THE TENNIS DAILY 9月16日(火)22時44分配信

「やるべきことをやったうえで相手に上回られた」と奈良 [東レPPOテニス]

日本人で唯一本戦ストレートインを果たした奈良くるみだったが、初戦突破はならず (撮影◎井出秀人/テニスマガジン)

 9月15日から21日まで、東京・有明テニスの森で開催されている「東レ パン・パシフィックオープンテニス」(プレミア/ハード/100万ドル)。

奈良くるみは第8シードのスアレス ナバロに敗れ、初戦突破ならず [東レPPO]

 今年で22歳の奈良くるみ(安藤証券)。今季はリオデジャネイロの大会でツアー初優勝を果たすなどの活躍を見せたおかげで、現在のランキングは36位まで上昇。全米オープンでは第31シードが付き、グランドスラムでは初めてシード選手としてプレーした。

 同時期で比較すれば、杉山愛が22歳だったのは1997年で、この時点ですでにツアーで4勝を重ねており、年間最終ランキングは20位。当時の彼女はクルム伊達公子(エステティックTBC)が最初の引退をした直後の日本女子を牽引する存在として期待され、気負いの中でのプレーが続いていた時期でもあったが、同時にプロとしての自覚が強くなり、のちに長く彼女を支え続けることになる「チーム愛」を結成した年でもあった。

 また、クルム伊達(当時は伊達公子)が22歳だったのは1992年のことで、全仏オープンで初めてシード選手となり、4回戦に進出。そのほかのグランドスラムでも全て1回戦を突破し、最終ランキングは21位。ジャパン・オープンでツアー初優勝を挙げたシーズンだった。

 プロデビューと同時に一気に100位を切るかというような勢いで活躍し、そのあと故障などの影響で低迷する時期があったため、奈良はやや遠回りをしているような印象を受けているファンも中にはいるかもしれないが、クルム伊達や杉山と比較しても、決してスローペースではなく、また、ツアーの中堅層のレベルが当時と現在とで比較すると、かなり上昇していることまでを考慮すれば、むしろ順調にきていると言ってもいい。

 大会2日目に奈良が1回戦を戦ったのは、第8シードのカルラ・スアレス ナバロ(スペイン)。現在は世界19位で26歳。

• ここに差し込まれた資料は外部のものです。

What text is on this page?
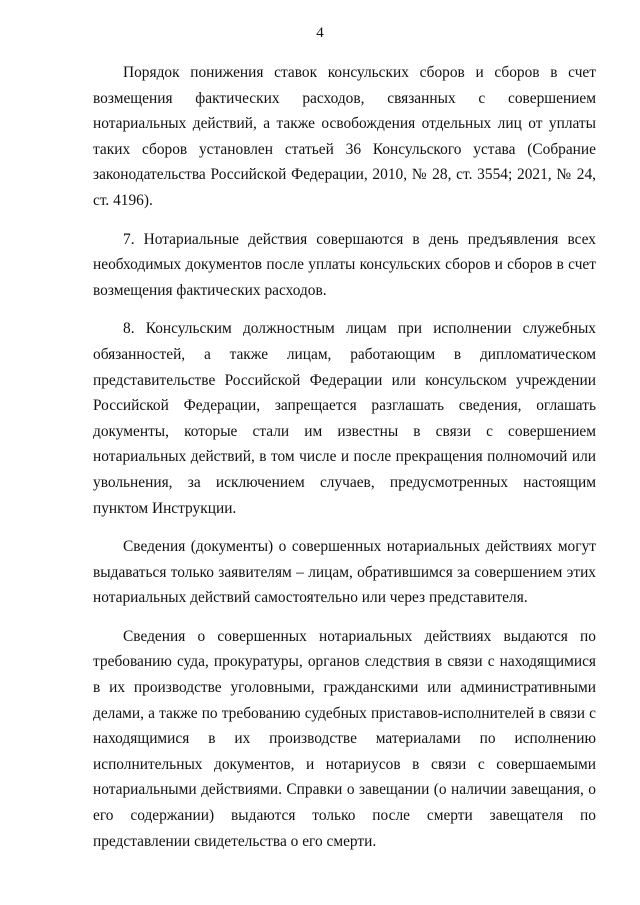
4

Порядок понижения ставок консульских сборов и сборов в счет возмещения фактических расходов, связанных с совершением нотариальных действий, а также освобождения отдельных лиц от уплаты таких сборов установлен статьей 36 Консульского устава (Собрание законодательства Российской Федерации, 2010, № 28, ст. 3554; 2021, № 24, ст. 4196).

7. Нотариальные действия совершаются в день предъявления всех необходимых документов после уплаты консульских сборов и сборов в счет возмещения фактических расходов.

8. Консульским должностным лицам при исполнении служебных обязанностей, а также лицам, работающим в дипломатическом представительстве Российской Федерации или консульском учреждении Российской Федерации, запрещается разглашать сведения, оглашать документы, которые стали им известны в связи с совершением нотариальных действий, в том числе и после прекращения полномочий или увольнения, за исключением случаев, предусмотренных настоящим пунктом Инструкции.

Сведения (документы) о совершенных нотариальных действиях могут выдаваться только заявителям – лицам, обратившимся за совершением этих нотариальных действий самостоятельно или через представителя.

Сведения о совершенных нотариальных действиях выдаются по требованию суда, прокуратуры, органов следствия в связи с находящимися в их производстве уголовными, гражданскими или административными делами, а также по требованию судебных приставов-исполнителей в связи с находящимися в их производстве материалами по исполнению исполнительных документов, и нотариусов в связи с совершаемыми нотариальными действиями. Справки о завещании (о наличии завещания, о его содержании) выдаются только после смерти завещателя по представлении свидетельства о его смерти.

今季4月のオエイラスの大会でツアー初優勝を果たしたばかりだが、グランドスラムでは全仏で2度ベスト8に進出し、全米と全豪でもベスト8進出の経験を持つ片手打ちバックハンドの本格派のストローカーだ。162cmとツアーの中ではかなり小柄な選手とはいえ、全身がしっかりと鍛え上げられていてどんな選手相手でも打ち負けないパワーを持っている。一発でポイントを取るような武器はないが、相手に簡単にウィナーを取らせない機動力と、不利な展開を振り出しに戻す修正力、甘いボールに対しては鋭い角度をつけてウィナーを取っていくカウンター能力は極めて高い。端的に言えば、いわゆる難敵タイプだ。

「自分がやらなければいけなかったことを、やりきった上で相手に上回られた」と奈良は言う。十分に警戒し、自分でも参考にしているとも話していたフォアは、「思っていた以上にすごかった。こっちが角度をつけていっても、それ以上に角度を付け返された」と奈良は振り返り、「コートの中への動きも速く、最初はどうなることかと思った」と続けている。

 スコアから言えば、奈良から1-6 6-2 2-6での敗退。だが奈良は「第2セットを取り返せたのが大きい」と話している。

 第2セットは奈良が最初のゲームをブレークして先行。第4ゲームでブレークバックされてイーブンに戻されたが、第5ゲームで再びスアレス ナバロのサービスを破った奈良は、第7ゲームでもう一度ブレークを追加した。スアレス ナバロの守備力に手こずりながらも、積極的にベースラインの内側に入ってボールを左右にはたいてウィナーを奪い、スアレス ナバロの守備を崩してのセット奪取だった。

「大事なポイントで自分のパターンに持っていけるようにすること」と今後の課題について奈良は話していたが、今の奈良はまだ、自分テニスを相手に押し付けて戦うための手札が少なく、どうしても相手次第の展開になってしまうことが多い。

 かなり改善されてきてはいるものの、まだまだ大きな課題として残っているのが、フォアの高い打点を抑え込みきれないこと。以前はここがハッキリ弱点だったが、今の彼女はここからウィナーを奪うこともできるようになっている。しかし、やはりもう少しだけ精度を高めたい。奈良のフォアに浮かせたら危険だと相手に認識させるレベルで安定してコートに収められるようになれば、使える展開のバリエーションも大きく広がるだろう。

「負けても"いい試合"を積み重ねていくことが今の自分には大事」だと奈良は言う。その時点での自分の何が通用して、何が通用しないのかの見極めは、自分で納得できるプレーをした上でなければわからないという意味だろう。その意味で、彼女の目から見たこの試合は結果以上に収穫の多いものだったようだ。

 本当に強くなる選手はこの先の1、2年で大きく化ける。今後の奈良がどんな成長を見せるのか。この試合がある種のキッカケになっていることを祈りたい。